When purchasing a chain sling, there will be various configurations available to make different lifts possible. The chains might have between one and four legs, and there are also different customisation options you can use to make the sling suitable for different lifts. All in all, chain slings are highly versatile and you will have many different options when choosing to purchase one for carrying out various lifting processes.

There are different capacities, configurations and options you will need to understand before purchasing a lifting sling, to make sure it’s right for the loads you’re lifting and will be completely safe. As with any lifting equipment, using a chain sling in the right way is essential for maintaining good health and safety practices. The right chain capacity and configuration should always be used to prevent dangerous situations arising and protect the people who are working with the chain slings.

Understanding chain sling grades – what do grade 6, grade 8, grade 10 and grade 12 mean in practice?

There are various lifting sling grades that you can choose from, and the grades will all mean different things in practice. Here’s a summary of the most popular grades and what they mean:

Grade 6 chain slings: there are chain slings available with capacities from 200kg to 12 tonnes on individual chain strands. They have an approximate 25% increase in capacity compared to the same nominal diameter in a G5 chain. They also have a larger hook mouth and narrower passage on the hook body.

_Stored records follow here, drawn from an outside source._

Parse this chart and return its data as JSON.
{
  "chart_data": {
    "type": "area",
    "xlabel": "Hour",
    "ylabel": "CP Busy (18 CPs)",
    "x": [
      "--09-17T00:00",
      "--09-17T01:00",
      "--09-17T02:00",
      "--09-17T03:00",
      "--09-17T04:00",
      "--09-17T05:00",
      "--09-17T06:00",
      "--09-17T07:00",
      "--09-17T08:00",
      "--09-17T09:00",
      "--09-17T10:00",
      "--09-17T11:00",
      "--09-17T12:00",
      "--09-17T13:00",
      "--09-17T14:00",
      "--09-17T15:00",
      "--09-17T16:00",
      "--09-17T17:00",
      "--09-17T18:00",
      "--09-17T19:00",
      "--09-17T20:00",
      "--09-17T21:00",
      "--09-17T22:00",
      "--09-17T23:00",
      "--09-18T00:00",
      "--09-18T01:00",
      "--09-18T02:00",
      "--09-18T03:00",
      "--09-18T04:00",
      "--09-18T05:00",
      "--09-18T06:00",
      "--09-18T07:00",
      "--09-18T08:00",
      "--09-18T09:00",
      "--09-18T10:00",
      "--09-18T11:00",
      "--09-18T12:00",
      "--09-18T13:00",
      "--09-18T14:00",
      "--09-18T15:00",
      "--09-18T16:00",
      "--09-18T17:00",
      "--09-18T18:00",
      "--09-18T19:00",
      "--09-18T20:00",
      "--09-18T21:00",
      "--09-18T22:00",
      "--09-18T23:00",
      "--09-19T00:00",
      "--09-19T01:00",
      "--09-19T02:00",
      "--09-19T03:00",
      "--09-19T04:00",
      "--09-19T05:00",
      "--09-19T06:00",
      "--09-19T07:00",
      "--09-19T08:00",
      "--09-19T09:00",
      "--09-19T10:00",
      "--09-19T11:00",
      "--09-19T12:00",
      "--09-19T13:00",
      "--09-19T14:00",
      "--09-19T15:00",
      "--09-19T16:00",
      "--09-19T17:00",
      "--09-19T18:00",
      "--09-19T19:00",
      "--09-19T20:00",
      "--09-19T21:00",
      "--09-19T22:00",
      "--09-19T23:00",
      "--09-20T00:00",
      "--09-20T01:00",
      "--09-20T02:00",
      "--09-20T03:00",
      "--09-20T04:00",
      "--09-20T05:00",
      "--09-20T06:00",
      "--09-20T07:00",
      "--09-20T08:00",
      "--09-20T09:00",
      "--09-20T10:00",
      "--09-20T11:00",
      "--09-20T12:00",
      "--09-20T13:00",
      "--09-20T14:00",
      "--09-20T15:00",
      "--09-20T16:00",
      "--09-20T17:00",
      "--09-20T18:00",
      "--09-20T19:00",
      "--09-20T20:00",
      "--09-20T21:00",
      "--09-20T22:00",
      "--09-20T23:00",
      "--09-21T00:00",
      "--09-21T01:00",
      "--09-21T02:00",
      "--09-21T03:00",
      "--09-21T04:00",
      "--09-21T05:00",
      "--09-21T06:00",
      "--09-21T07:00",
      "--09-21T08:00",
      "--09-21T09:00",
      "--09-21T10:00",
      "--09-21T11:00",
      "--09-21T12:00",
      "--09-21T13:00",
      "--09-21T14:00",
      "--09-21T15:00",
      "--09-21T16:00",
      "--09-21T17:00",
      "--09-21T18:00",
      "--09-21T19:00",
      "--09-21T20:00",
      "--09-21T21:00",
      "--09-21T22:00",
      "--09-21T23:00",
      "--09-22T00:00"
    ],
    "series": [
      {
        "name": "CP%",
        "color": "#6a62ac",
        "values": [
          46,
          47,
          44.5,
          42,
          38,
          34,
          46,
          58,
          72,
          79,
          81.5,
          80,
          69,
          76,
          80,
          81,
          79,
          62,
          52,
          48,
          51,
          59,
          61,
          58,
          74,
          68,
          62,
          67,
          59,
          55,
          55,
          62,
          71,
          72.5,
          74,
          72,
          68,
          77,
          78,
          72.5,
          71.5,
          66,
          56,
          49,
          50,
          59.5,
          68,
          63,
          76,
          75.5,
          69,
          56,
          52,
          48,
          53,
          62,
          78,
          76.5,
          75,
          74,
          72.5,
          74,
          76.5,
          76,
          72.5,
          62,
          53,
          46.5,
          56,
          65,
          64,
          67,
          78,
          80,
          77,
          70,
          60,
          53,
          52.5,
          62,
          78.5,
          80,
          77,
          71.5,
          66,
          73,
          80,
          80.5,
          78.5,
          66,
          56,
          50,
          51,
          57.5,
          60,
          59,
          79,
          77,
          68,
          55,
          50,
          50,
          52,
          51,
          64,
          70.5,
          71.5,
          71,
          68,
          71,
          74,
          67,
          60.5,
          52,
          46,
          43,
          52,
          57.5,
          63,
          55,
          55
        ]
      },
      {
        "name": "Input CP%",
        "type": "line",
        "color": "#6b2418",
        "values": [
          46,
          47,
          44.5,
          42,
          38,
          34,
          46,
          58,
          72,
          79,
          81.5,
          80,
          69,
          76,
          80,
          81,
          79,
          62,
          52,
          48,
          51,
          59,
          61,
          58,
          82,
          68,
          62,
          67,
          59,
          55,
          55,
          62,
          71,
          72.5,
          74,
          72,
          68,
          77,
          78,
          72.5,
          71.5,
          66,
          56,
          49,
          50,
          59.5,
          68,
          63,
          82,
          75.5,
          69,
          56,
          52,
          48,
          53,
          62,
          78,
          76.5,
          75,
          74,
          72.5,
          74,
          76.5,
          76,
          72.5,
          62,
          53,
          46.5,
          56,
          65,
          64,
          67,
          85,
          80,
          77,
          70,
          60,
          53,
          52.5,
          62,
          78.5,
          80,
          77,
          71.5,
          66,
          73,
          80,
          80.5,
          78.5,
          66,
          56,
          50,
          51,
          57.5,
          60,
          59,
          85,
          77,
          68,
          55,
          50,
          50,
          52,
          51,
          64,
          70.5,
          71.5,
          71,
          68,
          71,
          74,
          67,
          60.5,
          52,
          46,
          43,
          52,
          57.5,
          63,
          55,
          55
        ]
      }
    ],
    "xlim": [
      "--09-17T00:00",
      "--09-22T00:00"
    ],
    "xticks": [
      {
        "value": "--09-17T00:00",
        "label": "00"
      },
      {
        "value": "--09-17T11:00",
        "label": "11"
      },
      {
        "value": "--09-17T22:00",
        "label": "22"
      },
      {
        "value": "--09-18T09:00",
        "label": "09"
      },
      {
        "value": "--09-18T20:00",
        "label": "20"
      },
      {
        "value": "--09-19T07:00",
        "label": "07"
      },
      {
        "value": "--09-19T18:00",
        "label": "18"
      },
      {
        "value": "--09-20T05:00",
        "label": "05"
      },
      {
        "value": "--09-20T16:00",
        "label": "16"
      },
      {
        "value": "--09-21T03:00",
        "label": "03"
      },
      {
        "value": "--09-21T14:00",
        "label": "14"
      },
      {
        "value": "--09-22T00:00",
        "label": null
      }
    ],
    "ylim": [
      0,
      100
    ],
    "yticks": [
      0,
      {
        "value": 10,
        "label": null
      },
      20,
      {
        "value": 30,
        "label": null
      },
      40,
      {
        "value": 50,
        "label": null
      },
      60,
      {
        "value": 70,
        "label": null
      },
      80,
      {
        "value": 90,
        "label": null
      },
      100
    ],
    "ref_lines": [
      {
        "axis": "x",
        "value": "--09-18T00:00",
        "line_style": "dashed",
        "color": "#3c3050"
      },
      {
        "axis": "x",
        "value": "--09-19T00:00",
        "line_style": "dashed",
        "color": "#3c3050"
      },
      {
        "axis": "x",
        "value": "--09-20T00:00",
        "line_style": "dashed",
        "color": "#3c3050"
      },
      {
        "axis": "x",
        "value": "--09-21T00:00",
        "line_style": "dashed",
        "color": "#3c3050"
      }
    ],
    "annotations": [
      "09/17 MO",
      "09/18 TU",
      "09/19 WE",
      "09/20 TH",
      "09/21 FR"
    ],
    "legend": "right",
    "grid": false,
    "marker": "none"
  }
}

Grade 8 chain slings: you can have up to 8 tonnes safe working load, and there’s a 16mm chain link diameter.

Grade 10 chain slings: you will find a stronger construction, and a 25% higher working load limit than a grade 8 equivalent sling. However, they are still very lightweight when you buy the right brands, and are around 36% higher than the older models would have been. This makes them versatile and easy to use, even when completing intense lifts.

Grade 12 chain slings: whilst still lightweight, a grade 12 sling can offer 50% higher working limits than a grade 8 sling. The chains will likely be rugged and very durable, making lifting heavier loads easier.

Customisation of chain slings – the different configurations and the options these give you

There are different points to consider when purchasing a chain sling. One of the main things you’ll notice is the colour – the finish will make the chain sling obvious even at a distance, improving safety practices. Orange and blue powder coated finishes are popular, giving increased visibility.

The other main option is the number of arms. Anything from one to four is possible, depending on the configuration that will best suit your processes. You can also include other customisation options, including shorteners for the legs, or load distributors that are fitted to the slings to make them more even. There is the choice of clevis or eye type components as well, depending on personal preference and the load types that will be lifted.